Money Laundering Techniques in New Caledonia: A Complex Web of Regulations

The European Union has been at the forefront of combating money laundering and terrorist financing through its anti-money laundering directives. Since 1990, the EU has revised its regulations multiple times to mitigate risks related to money laundering and terrorist financing.

Evolution of Anti-Money Laundering Directives

  • The first directive was adopted in 1990, requiring obliged entities to apply customer due diligence requirements when entering into a business relationship.
  • In 2015, the EU adopted a modernized regulatory framework, including Directive (EU) 2015/849 on preventing the use of the financial system for money laundering or terrorist financing, and Regulation (EU) 2015/847 on information on the payer accompanying transfers of funds.
  • The 5th Anti-Money Laundering Directive came into effect in June 2018, introducing stricter regulations for obliged entities, including insurance companies.

Regulations in New Caledonia

According to Article L.561-2 of the Monetary and Financial Code:

  • Insurance companies must identify and verify the identity of their customers, as well as beneficiaries of life insurance or capitalization contracts.
  • Verification includes checking the physical presence of the beneficiary during registration and ensuring they do not reside outside the EU.

Additionally:

  • Insurance companies are required to report suspicious transactions to the department mentioned in Article L.561-23 of the MFC.
  • Reporting is triggered when the insurance company knows, suspects or has good reason to suspect that a transaction originates from an offence punishable by a custodial sentence of more than one year or is linked to terrorist financing.

Asset Freezing Mechanism

New Caledonia has implemented its own asset freezing mechanism, as outlined in Articles L.562-1 and following of the MFC:

  • This mechanism allows for the freezing of assets suspected of being connected to money laundering or terrorist financing.
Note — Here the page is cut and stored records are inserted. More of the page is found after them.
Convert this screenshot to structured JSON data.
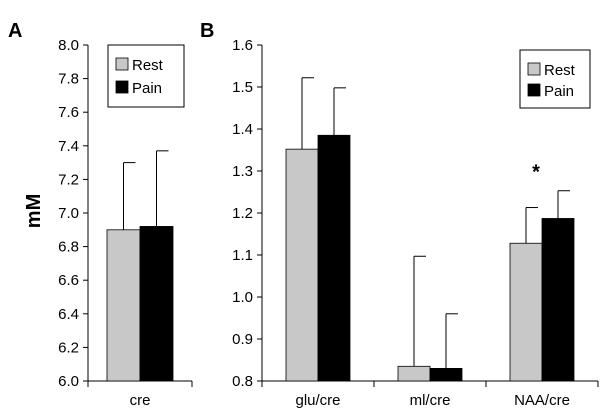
{
  "panels": [
    {
      "label": "A"
    },
    {
      "label": "B"
    }
  ],
  "shared_ylabel": "mM",
  "chart_data": [
    {
      "type": "bar",
      "panel": "A",
      "categories": [
        "cre"
      ],
      "series": [
        {
          "name": "Rest",
          "values": [
            6.9
          ],
          "errors": [
            0.4
          ],
          "color": "#c8c8c8"
        },
        {
          "name": "Pain",
          "values": [
            6.92
          ],
          "errors": [
            0.45
          ],
          "color": "#000000"
        }
      ],
      "ylim": [
        6.0,
        8.0
      ],
      "yticks": [
        "6.0",
        "6.2",
        "6.4",
        "6.6",
        "6.8",
        "7.0",
        "7.2",
        "7.4",
        "7.6",
        "7.8",
        "8.0"
      ],
      "legend": "top-left",
      "grid": false,
      "annotations": []
    },
    {
      "type": "bar",
      "panel": "B",
      "categories": [
        "glu/cre",
        "ml/cre",
        "NAA/cre"
      ],
      "series": [
        {
          "name": "Rest",
          "values": [
            1.352,
            0.835,
            1.128
          ],
          "errors": [
            0.17,
            0.262,
            0.085
          ],
          "color": "#c8c8c8"
        },
        {
          "name": "Pain",
          "values": [
            1.385,
            0.83,
            1.187
          ],
          "errors": [
            0.113,
            0.13,
            0.066
          ],
          "color": "#000000"
        }
      ],
      "ylim": [
        0.8,
        1.6
      ],
      "yticks": [
        "0.8",
        "0.9",
        "1.0",
        "1.1",
        "1.2",
        "1.3",
        "1.4",
        "1.5",
        "1.6"
      ],
      "legend": "top-right",
      "grid": false,
      "annotations": [
        {
          "text": "*",
          "category": "NAA/cre"
        }
      ]
    }
  ]
}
Comparison with French Polynesia

While French Polynesia shares similar regulations with New Caledonia, there are some key differences:

  • Article L.755-13 of the MFC sets forth anti-money laundering regulations applicable in French Polynesia, which include:
    • Vigilance obligation
    • Reporting obligation
    • Asset freeze mechanism

Conclusion

Money laundering techniques in New Caledonia are complex and multifaceted, requiring insurance companies operating in the region to be aware of and comply with strict regulations. Failure to do so can result in severe consequences, including fines and even criminal charges. As such, it is essential for insurance companies to stay informed about these regulations and adapt their practices accordingly.